The black ships slid across the waves toward the wall of darkness. No golden galleons emerged from that writhing storm of shadows. Only the cries of dying men and the smell of steaming blood. The moon rose, a horned sickle between guttering stars.
At last the legions of Vakai rose back into the sky, leaving a hundred red-stained ships floating aimlessly with tattered sails. Their decks were littered with drained white bodies, trails of crimson spilling over the rails… a forest of unmanned ships waiting to be fired and scuttled.
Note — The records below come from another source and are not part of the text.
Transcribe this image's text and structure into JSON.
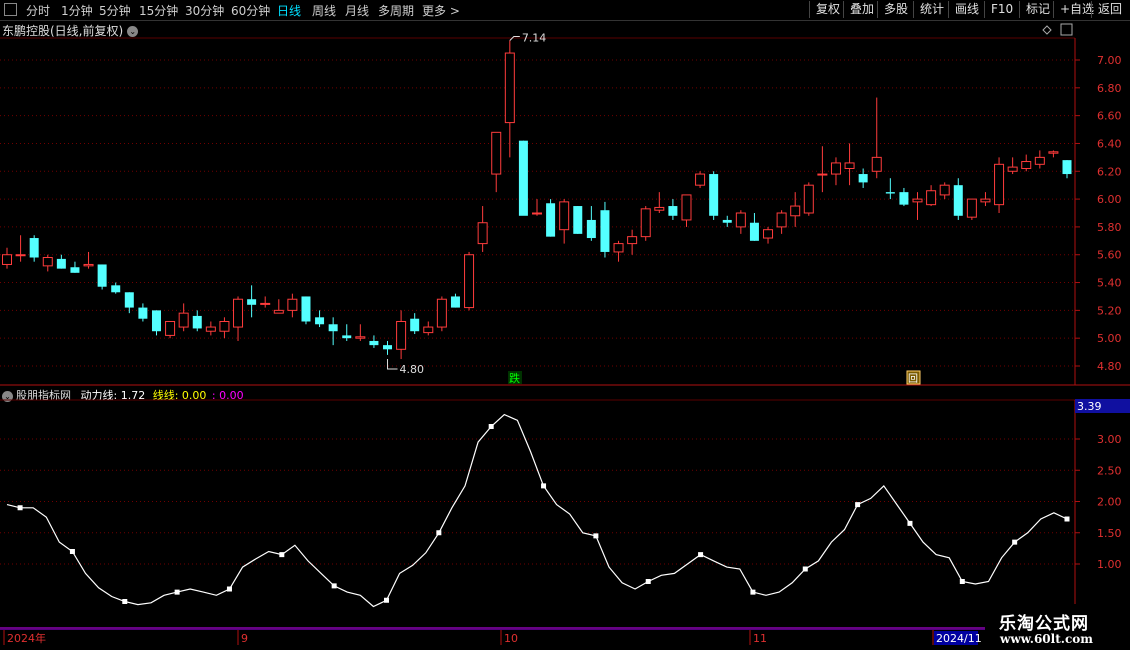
{
  "toolbar": {
    "timeframes": [
      "分时",
      "1分钟",
      "5分钟",
      "15分钟",
      "30分钟",
      "60分钟",
      "日线",
      "周线",
      "月线",
      "多周期",
      "更多 >"
    ],
    "active": "日线",
    "right_buttons": [
      "复权",
      "叠加",
      "多股",
      "统计",
      "画线",
      "F10",
      "标记",
      "+自选",
      "返回"
    ]
  },
  "stock_title": "东鹏控股(日线,前复权)",
  "indicator": {
    "name": "股朋指标网",
    "line1": "动力线: 1.72",
    "line2": "线线: 0.00",
    "line3": ": 0.00",
    "current_value": "3.39"
  },
  "markers": {
    "high_label": "7.14",
    "low_label": "4.80",
    "die_label": "跌",
    "hui_label": "回"
  },
  "price_axis": [
    "7.00",
    "6.80",
    "6.60",
    "6.40",
    "6.20",
    "6.00",
    "5.80",
    "5.60",
    "5.40",
    "5.20",
    "5.00",
    "4.80"
  ],
  "indicator_axis": [
    "3.00",
    "2.50",
    "2.00",
    "1.50",
    "1.00"
  ],
  "date_labels": [
    "2024年",
    "9",
    "10",
    "11",
    "2024/11"
  ],
  "logo": {
    "cn": "乐淘公式网",
    "url": "www.60lt.com"
  },
  "chart_data": [
    {
      "type": "candlestick",
      "title": "东鹏控股(日线,前复权)",
      "ylim": [
        4.7,
        7.25
      ],
      "ohlc": [
        [
          5.53,
          5.65,
          5.5,
          5.6
        ],
        [
          5.6,
          5.74,
          5.55,
          5.6
        ],
        [
          5.72,
          5.74,
          5.55,
          5.58
        ],
        [
          5.52,
          5.6,
          5.48,
          5.58
        ],
        [
          5.57,
          5.6,
          5.5,
          5.5
        ],
        [
          5.51,
          5.55,
          5.47,
          5.47
        ],
        [
          5.52,
          5.62,
          5.5,
          5.53
        ],
        [
          5.53,
          5.53,
          5.35,
          5.37
        ],
        [
          5.38,
          5.4,
          5.32,
          5.33
        ],
        [
          5.33,
          5.33,
          5.18,
          5.22
        ],
        [
          5.22,
          5.25,
          5.12,
          5.14
        ],
        [
          5.2,
          5.2,
          5.02,
          5.05
        ],
        [
          5.02,
          5.12,
          5.0,
          5.12
        ],
        [
          5.08,
          5.25,
          5.05,
          5.18
        ],
        [
          5.16,
          5.2,
          5.05,
          5.07
        ],
        [
          5.05,
          5.12,
          5.02,
          5.08
        ],
        [
          5.05,
          5.15,
          5.0,
          5.12
        ],
        [
          5.08,
          5.3,
          4.98,
          5.28
        ],
        [
          5.28,
          5.38,
          5.15,
          5.24
        ],
        [
          5.25,
          5.3,
          5.22,
          5.25
        ],
        [
          5.18,
          5.28,
          5.18,
          5.2
        ],
        [
          5.2,
          5.32,
          5.15,
          5.28
        ],
        [
          5.3,
          5.3,
          5.1,
          5.12
        ],
        [
          5.15,
          5.2,
          5.08,
          5.1
        ],
        [
          5.1,
          5.15,
          4.95,
          5.05
        ],
        [
          5.02,
          5.1,
          4.98,
          5.0
        ],
        [
          5.0,
          5.1,
          4.98,
          5.01
        ],
        [
          4.98,
          5.02,
          4.93,
          4.95
        ],
        [
          4.95,
          4.98,
          4.88,
          4.92
        ],
        [
          4.92,
          5.2,
          4.85,
          5.12
        ],
        [
          5.14,
          5.18,
          5.03,
          5.05
        ],
        [
          5.04,
          5.12,
          5.02,
          5.08
        ],
        [
          5.08,
          5.3,
          5.05,
          5.28
        ],
        [
          5.3,
          5.32,
          5.22,
          5.22
        ],
        [
          5.22,
          5.62,
          5.2,
          5.6
        ],
        [
          5.68,
          5.95,
          5.62,
          5.83
        ],
        [
          6.18,
          6.48,
          6.05,
          6.48
        ],
        [
          6.55,
          7.14,
          6.3,
          7.05
        ],
        [
          6.42,
          6.42,
          5.9,
          5.88
        ],
        [
          5.9,
          6.0,
          5.88,
          5.9
        ],
        [
          5.97,
          6.0,
          5.73,
          5.73
        ],
        [
          5.78,
          6.0,
          5.68,
          5.98
        ],
        [
          5.95,
          5.95,
          5.75,
          5.75
        ],
        [
          5.85,
          5.95,
          5.7,
          5.72
        ],
        [
          5.92,
          5.98,
          5.58,
          5.62
        ],
        [
          5.62,
          5.7,
          5.55,
          5.68
        ],
        [
          5.68,
          5.78,
          5.6,
          5.73
        ],
        [
          5.73,
          5.95,
          5.7,
          5.93
        ],
        [
          5.92,
          6.05,
          5.9,
          5.94
        ],
        [
          5.95,
          6.0,
          5.85,
          5.88
        ],
        [
          5.85,
          6.0,
          5.8,
          6.03
        ],
        [
          6.1,
          6.2,
          6.08,
          6.18
        ],
        [
          6.18,
          6.2,
          5.85,
          5.88
        ],
        [
          5.85,
          5.88,
          5.8,
          5.83
        ],
        [
          5.8,
          5.92,
          5.75,
          5.9
        ],
        [
          5.83,
          5.9,
          5.7,
          5.7
        ],
        [
          5.72,
          5.8,
          5.68,
          5.78
        ],
        [
          5.8,
          5.92,
          5.75,
          5.9
        ],
        [
          5.88,
          6.05,
          5.8,
          5.95
        ],
        [
          5.9,
          6.12,
          5.88,
          6.1
        ],
        [
          6.18,
          6.38,
          6.05,
          6.18
        ],
        [
          6.18,
          6.3,
          6.1,
          6.26
        ],
        [
          6.22,
          6.4,
          6.1,
          6.26
        ],
        [
          6.18,
          6.22,
          6.08,
          6.12
        ],
        [
          6.2,
          6.73,
          6.15,
          6.3
        ],
        [
          6.05,
          6.15,
          6.0,
          6.04
        ],
        [
          6.05,
          6.08,
          5.95,
          5.96
        ],
        [
          5.98,
          6.05,
          5.85,
          6.0
        ],
        [
          5.96,
          6.1,
          5.95,
          6.06
        ],
        [
          6.03,
          6.12,
          6.0,
          6.1
        ],
        [
          6.1,
          6.15,
          5.85,
          5.88
        ],
        [
          5.87,
          6.0,
          5.85,
          6.0
        ],
        [
          5.98,
          6.05,
          5.95,
          6.0
        ],
        [
          5.96,
          6.3,
          5.9,
          6.25
        ],
        [
          6.2,
          6.3,
          6.18,
          6.23
        ],
        [
          6.22,
          6.32,
          6.2,
          6.27
        ],
        [
          6.25,
          6.35,
          6.22,
          6.3
        ],
        [
          6.33,
          6.35,
          6.3,
          6.34
        ],
        [
          6.28,
          6.28,
          6.15,
          6.18
        ]
      ]
    },
    {
      "type": "line",
      "title": "股朋指标网",
      "ylim": [
        0.4,
        3.5
      ],
      "values": [
        1.95,
        1.9,
        1.9,
        1.75,
        1.35,
        1.2,
        0.85,
        0.62,
        0.48,
        0.4,
        0.35,
        0.38,
        0.5,
        0.55,
        0.6,
        0.55,
        0.5,
        0.6,
        0.95,
        1.08,
        1.2,
        1.15,
        1.3,
        1.05,
        0.85,
        0.65,
        0.55,
        0.5,
        0.32,
        0.42,
        0.85,
        0.98,
        1.18,
        1.5,
        1.9,
        2.25,
        2.95,
        3.2,
        3.39,
        3.3,
        2.8,
        2.25,
        1.95,
        1.8,
        1.5,
        1.45,
        0.95,
        0.7,
        0.6,
        0.72,
        0.82,
        0.85,
        1.0,
        1.15,
        1.05,
        0.95,
        0.92,
        0.55,
        0.5,
        0.55,
        0.7,
        0.92,
        1.05,
        1.35,
        1.55,
        1.95,
        2.05,
        2.25,
        1.95,
        1.65,
        1.35,
        1.15,
        1.1,
        0.72,
        0.68,
        0.72,
        1.1,
        1.35,
        1.5,
        1.72,
        1.82,
        1.72
      ]
    }
  ]
}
A great war-shout went up among the Khyreins, and they sailed among the dead ships, torching and ramming them to make a path for the Talon. Gammir and Ianthe sailed through a corridor of burning ships, and the walls of Shar Dni loomed near. T
he black cloud of death hovered and writhed above the Talon. Clusters of flame-red eyes stared at the ripe city, thirsty for more slaughter.
Along the city wall the flames of sentinels burned bright, and legions of foot soldiers gathered to repel a siege. Gammir pictured in his mind the legions of cavalry inside the wall, forming up to ride forth and meet the invading Khyreins at the docks.
Doomed fools…
It mattered not whether they hunkered within those high walls or rode out to meet death like heroes. They were all going to die.
As the Talon left behind the forest of burning galleons, it entered the wide Sharrian bay. Trading ships and fishing vessels sat abandoned at the docks. It seemed every Sharrian citizen had fled to the Southern Gate. Now that gate opened and ranks of cavalry charged out to defend the docks. They poured forth like bronze ants, thousands of spears glittering in the glow of stars and their own blazing ships.
Gammir watched them gallop toward the wharves and form their lines of battle. They were children playing some absurd game. He laughed at them from his perch behind the devil-head on the Talon’s prow. His laughter spilled across the dark water like blood from rent flesh.
Ianthe raised her lithe arms toward the black cloud again, and the legions of Vakai fell like a black rain upon the legions of Shar Dni. Khyreins cheered, waving their swords and axes as their enemies were smothered by a pall of mutilating terrors. By the time the Vakai rose to hover above the heaps of slain men and horses, the Talon and its vanguard had seized the docks. Armored Khyreins bounded from the rails and raced among the scattered dead, falling into formation before the Southern Gate, now closed again and no doubt well barricaded.
Gammir took Ianthe’s hand and escorted her along the quay. They stepped between the shredded corpses of two thousand soldiers and the remains of their hapless mounts. The smell of blood filled his nostrils, filled the night itself, drowning even the stench of the burning galleons.